海運従事者の中でも、国内の港と港を結ぶ船舶内の職務に従事する船員さんは、内航船員と呼ばれていて、

外国航路の船舶での労働と比べると、出入港が頻繁にあることから、

技術的にも体力的にも優れた人材が求められます。

したがって、世界中で評価の高い日本の海上技術の継承の場は、

今や外航海運から内航海運へ移りつつあるそうです。

しかしながら船員さんの世界も高齢化が著しく、深刻な若手船員の不足という問題があるようで、

写真の船員さんのような20歳代~30歳代の方の構成比は30%にも満たない状況です。(全日本内航船員の会調べ)

多くの貨物船では、関連の法律ぎりぎりの少数定員で運航されおり、若年船員を教育する余裕もなく、

年金受給者を「もぐり」で乗船させる低コスト運航も、実際には行われているらしいです。

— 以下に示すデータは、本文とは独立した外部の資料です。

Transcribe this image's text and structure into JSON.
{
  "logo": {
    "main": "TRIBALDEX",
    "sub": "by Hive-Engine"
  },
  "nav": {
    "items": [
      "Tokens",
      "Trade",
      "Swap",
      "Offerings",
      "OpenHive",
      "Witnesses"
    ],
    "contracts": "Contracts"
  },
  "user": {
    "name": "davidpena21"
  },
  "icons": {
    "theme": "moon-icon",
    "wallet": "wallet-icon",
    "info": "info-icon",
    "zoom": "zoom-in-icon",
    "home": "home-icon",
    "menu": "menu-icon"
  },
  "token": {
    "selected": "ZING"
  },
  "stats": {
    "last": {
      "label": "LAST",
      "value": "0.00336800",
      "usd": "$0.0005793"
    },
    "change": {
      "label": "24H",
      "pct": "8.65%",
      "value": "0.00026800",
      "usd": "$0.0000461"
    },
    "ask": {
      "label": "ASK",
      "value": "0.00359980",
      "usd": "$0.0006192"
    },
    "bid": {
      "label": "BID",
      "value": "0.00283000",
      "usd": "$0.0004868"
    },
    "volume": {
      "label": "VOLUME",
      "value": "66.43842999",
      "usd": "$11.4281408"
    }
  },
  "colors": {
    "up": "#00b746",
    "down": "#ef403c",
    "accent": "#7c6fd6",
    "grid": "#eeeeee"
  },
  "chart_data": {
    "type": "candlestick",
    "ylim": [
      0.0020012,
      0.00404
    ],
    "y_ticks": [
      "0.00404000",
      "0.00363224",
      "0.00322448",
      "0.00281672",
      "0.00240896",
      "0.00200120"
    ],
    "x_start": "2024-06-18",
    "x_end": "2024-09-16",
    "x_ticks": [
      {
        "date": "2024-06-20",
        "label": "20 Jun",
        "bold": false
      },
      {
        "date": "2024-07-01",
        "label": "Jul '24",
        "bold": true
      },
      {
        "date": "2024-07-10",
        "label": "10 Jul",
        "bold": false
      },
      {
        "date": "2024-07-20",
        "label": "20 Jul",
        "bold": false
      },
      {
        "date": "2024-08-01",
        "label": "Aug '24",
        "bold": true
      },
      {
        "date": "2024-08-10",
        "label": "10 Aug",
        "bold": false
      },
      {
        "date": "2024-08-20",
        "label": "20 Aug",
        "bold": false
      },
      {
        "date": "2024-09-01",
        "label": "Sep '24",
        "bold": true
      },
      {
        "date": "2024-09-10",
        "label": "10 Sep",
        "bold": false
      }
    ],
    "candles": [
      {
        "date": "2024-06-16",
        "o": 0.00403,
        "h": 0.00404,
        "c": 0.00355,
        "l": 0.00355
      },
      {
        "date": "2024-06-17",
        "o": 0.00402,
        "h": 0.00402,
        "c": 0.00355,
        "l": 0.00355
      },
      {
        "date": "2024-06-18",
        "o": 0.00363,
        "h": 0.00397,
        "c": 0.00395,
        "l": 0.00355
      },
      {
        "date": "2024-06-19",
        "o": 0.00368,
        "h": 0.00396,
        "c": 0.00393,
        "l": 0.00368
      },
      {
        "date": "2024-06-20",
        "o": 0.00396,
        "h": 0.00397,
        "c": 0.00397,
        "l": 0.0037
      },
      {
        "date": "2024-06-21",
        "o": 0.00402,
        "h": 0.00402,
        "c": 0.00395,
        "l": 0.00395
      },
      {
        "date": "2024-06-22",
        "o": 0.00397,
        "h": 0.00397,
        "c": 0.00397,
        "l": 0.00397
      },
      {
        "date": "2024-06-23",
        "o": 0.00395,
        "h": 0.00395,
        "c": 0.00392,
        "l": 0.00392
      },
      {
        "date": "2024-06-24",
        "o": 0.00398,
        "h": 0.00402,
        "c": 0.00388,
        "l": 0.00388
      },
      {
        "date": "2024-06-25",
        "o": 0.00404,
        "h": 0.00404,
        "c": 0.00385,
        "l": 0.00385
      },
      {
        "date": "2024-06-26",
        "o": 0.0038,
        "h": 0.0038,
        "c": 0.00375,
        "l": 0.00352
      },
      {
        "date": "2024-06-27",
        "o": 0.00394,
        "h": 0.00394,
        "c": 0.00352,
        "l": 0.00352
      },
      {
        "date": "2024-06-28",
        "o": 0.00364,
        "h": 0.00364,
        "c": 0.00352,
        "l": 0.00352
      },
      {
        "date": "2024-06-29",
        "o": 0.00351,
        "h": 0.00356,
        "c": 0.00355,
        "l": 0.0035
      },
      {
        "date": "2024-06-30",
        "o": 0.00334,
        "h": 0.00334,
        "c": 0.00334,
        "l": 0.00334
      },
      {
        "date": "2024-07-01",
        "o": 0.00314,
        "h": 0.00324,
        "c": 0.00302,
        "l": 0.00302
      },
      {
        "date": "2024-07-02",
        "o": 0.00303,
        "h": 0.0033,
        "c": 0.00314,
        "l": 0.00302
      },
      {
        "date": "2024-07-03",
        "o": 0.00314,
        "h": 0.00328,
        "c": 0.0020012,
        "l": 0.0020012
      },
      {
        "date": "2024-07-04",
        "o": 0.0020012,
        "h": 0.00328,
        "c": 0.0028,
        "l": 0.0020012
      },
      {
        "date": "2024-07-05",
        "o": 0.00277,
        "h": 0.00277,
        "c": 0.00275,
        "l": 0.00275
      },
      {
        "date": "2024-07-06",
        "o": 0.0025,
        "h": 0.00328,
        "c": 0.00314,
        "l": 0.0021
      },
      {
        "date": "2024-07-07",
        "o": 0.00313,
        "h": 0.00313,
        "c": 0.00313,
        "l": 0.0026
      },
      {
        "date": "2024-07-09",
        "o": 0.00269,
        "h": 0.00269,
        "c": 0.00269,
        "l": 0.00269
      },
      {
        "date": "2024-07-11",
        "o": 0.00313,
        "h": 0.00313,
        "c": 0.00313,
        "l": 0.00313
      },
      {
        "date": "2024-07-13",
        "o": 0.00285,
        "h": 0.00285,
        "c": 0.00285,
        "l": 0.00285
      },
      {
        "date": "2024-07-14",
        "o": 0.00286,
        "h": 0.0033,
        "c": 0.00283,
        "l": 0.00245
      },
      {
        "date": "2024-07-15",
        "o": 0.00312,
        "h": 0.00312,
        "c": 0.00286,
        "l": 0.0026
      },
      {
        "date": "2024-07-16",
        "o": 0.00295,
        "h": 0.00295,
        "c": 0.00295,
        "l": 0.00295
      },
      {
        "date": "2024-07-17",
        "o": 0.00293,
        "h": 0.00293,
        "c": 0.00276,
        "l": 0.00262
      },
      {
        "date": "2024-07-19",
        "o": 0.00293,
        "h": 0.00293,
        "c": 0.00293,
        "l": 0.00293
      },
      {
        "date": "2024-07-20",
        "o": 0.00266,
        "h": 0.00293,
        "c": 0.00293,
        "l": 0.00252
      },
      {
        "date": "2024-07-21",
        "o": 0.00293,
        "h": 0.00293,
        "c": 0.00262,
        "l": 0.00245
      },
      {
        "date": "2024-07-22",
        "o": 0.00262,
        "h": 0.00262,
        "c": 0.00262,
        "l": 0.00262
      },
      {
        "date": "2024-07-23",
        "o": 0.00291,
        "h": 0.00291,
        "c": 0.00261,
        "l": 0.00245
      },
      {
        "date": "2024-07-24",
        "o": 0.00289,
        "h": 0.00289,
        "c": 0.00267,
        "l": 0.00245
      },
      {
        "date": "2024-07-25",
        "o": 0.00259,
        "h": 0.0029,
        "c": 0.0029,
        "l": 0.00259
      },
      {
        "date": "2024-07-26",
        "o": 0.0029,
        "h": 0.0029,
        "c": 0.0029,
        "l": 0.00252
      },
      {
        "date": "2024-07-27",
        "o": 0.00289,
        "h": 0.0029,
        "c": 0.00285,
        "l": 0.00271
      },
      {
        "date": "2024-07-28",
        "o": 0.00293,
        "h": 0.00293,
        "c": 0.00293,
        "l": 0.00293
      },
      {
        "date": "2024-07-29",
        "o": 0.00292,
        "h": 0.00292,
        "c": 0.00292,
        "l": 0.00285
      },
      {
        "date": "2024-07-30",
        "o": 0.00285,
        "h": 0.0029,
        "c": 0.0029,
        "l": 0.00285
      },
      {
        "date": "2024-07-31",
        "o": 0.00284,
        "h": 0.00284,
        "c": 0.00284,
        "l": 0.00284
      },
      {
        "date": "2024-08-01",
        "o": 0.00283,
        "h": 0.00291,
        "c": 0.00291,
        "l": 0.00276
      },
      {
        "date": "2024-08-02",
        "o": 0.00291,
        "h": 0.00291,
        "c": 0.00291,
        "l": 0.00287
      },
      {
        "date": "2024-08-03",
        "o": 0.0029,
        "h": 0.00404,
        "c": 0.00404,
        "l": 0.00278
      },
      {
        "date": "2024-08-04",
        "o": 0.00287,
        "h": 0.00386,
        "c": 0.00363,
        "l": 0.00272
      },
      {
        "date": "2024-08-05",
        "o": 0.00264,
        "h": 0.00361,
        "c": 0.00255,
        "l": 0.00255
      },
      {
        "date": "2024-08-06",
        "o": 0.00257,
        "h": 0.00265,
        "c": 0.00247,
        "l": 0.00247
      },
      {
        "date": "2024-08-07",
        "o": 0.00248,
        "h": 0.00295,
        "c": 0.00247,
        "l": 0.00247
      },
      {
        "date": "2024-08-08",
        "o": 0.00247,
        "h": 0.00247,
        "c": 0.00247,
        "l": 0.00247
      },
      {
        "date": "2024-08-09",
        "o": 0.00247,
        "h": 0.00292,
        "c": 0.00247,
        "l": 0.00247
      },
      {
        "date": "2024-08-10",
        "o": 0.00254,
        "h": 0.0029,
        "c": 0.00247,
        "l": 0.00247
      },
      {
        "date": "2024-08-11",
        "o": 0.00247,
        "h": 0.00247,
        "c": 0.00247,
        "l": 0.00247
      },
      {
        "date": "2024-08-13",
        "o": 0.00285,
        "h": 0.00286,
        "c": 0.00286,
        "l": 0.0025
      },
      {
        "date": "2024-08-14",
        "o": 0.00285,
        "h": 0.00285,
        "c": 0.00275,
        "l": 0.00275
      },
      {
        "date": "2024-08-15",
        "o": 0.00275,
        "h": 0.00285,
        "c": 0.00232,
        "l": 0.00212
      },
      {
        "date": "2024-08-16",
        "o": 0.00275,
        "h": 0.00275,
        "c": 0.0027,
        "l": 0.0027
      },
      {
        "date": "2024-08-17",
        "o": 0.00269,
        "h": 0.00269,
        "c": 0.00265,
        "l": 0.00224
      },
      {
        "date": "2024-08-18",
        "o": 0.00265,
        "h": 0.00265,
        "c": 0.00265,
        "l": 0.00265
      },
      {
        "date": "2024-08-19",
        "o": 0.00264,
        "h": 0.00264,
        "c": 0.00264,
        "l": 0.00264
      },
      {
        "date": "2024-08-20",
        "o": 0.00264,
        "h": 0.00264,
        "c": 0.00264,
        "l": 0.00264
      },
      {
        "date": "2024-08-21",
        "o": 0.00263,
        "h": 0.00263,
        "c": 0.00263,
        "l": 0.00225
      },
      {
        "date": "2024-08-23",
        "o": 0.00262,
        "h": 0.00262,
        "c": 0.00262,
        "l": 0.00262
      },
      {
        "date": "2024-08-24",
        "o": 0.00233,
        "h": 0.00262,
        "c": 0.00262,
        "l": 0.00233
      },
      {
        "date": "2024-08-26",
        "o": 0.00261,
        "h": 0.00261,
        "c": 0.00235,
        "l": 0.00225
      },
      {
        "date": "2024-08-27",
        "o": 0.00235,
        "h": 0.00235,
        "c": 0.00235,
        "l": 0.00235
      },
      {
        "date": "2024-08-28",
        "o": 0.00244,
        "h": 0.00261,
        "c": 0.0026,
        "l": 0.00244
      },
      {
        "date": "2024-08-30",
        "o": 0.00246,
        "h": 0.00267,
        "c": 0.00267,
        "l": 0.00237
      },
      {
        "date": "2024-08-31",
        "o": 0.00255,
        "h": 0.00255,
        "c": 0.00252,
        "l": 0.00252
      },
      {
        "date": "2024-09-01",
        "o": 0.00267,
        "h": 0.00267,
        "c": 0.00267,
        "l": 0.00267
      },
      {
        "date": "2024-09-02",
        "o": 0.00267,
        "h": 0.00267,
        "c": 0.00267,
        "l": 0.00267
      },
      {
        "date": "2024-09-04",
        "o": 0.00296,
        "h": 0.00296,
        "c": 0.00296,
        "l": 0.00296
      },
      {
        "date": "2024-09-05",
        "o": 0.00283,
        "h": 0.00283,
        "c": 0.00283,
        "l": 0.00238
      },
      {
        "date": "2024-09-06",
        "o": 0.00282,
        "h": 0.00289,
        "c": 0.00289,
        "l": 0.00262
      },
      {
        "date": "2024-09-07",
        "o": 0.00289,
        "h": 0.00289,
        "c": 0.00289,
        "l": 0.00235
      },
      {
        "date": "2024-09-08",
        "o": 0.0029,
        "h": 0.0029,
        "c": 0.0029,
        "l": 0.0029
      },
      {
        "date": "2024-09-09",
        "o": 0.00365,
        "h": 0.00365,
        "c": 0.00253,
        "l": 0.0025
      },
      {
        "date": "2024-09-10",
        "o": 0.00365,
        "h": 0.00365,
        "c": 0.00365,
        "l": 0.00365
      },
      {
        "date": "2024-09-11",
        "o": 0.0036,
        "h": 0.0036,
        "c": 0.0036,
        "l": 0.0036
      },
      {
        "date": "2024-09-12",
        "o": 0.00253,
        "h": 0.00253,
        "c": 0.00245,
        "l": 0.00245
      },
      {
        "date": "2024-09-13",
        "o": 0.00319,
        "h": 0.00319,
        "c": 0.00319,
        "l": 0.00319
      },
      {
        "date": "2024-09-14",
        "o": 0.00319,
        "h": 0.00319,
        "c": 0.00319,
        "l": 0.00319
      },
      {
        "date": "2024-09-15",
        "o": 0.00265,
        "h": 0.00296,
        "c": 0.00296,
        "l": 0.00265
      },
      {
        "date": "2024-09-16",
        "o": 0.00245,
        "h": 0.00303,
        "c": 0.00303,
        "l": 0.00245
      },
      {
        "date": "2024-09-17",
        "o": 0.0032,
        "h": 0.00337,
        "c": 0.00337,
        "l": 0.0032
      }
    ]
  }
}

歴史的に海上技術は、海洋国の先人達の船員気質に支えられて発展してきたもので、

その気質が「労働契約の概念」とは異質のものであったがために、事態悪化に拍車をかけています。

しかし、こうした高齢者船員がいなければ、日本の物流がたいまち滞ってしまうが実態のようです。

早急に即戦力となる若年船員を育成する必要に迫られている船員さんの状況は、

大量定年退職時代を数年後に控えた、各企業が迎える問題の先取りの構図だと思いました。